The City Rescue Mission in central Jacksonville says that homelessness has increased 33% in Jacksonville and could increase another 10% to 20% in the near future. Below is a factsheet that City Rescue Mission has produced:
Federal officials say homelessness over all is expected to rise 10 percent to 20 percent in 2009.
Each year, more than 3 million people experience homelessness, including 1.3 million children. One-third of the homeless population is made up of families.
And according to national studies, even more Americans are at risk of homelessness. Millions of low-income American households pay more than 50 percent of their income on rent when estimates say the figure should be no more than 30 percent.

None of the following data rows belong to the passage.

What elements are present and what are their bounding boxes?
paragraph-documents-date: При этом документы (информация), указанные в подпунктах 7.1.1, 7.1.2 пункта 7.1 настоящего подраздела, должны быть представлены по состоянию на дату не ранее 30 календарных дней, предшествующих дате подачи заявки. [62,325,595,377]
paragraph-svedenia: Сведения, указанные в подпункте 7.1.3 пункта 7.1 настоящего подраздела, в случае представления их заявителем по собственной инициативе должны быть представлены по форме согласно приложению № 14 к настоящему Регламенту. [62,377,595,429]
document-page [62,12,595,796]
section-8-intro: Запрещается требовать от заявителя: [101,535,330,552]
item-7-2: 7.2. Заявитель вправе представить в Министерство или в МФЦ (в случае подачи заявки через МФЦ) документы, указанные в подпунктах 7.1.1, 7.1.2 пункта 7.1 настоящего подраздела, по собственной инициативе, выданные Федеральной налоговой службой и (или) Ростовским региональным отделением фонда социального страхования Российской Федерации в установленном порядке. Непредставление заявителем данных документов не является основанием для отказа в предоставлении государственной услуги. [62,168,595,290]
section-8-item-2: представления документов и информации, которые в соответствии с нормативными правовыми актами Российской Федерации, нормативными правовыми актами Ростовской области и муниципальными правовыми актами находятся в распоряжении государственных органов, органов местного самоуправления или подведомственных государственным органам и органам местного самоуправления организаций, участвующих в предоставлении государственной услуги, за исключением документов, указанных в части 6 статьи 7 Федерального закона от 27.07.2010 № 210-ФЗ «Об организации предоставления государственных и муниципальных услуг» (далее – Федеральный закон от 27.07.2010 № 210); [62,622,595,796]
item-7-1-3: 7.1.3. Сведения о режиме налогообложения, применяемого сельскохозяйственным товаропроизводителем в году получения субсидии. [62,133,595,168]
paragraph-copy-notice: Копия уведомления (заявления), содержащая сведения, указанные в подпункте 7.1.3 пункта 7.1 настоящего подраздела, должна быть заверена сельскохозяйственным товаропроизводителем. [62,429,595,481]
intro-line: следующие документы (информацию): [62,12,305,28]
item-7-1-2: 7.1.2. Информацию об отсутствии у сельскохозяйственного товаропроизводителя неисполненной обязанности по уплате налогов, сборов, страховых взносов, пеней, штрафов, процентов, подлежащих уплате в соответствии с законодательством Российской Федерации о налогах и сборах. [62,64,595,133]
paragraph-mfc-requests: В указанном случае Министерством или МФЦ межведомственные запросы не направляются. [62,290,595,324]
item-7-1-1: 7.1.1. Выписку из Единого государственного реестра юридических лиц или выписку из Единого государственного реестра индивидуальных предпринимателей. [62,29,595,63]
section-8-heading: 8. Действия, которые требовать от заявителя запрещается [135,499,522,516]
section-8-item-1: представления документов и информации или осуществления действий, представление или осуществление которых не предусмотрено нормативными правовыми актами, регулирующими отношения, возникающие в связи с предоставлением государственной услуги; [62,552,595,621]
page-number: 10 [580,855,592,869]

A missed paycheck, a health emergency, or an unpaid bill creates a crisis, pushing them out of their homes and in to homelessness.
While the number of homeless individuals in shelters was about the same as last year, the number of people in families increased by 9% to 516,700, suggesting that family homelessness was on the rise.
Approximately 40% of homeless men are veterans, although veterans comprise only 34% of the general adult male population. The National Coalition for Homeless Veterans estimates that on any given night, 200,000 veterans are homeless, and 400,000 veterans will experience homelessness during the course of a year.
There were early signs that the economic crisis may have affected trends in homelessness nationally. Notably, a greater share of people accessing the homeless system in 2008 came from stays with friends and family and from places where they had lived a year or more, suggesting that people who had been stably housed were becoming homeless after exhausting their housing options.
The number of homeless families with children has increased significantly over the past decade. Families with children are among the fastest growing segments of the homeless population. In its 2007 survey, the U.S. Conference of Mayors found that families with children comprised 23% of the homeless population. These proportions are likely to be higher in rural areas. Research indicates that families, single mothers, and children make up the largest group of people who are homeless in rural areas.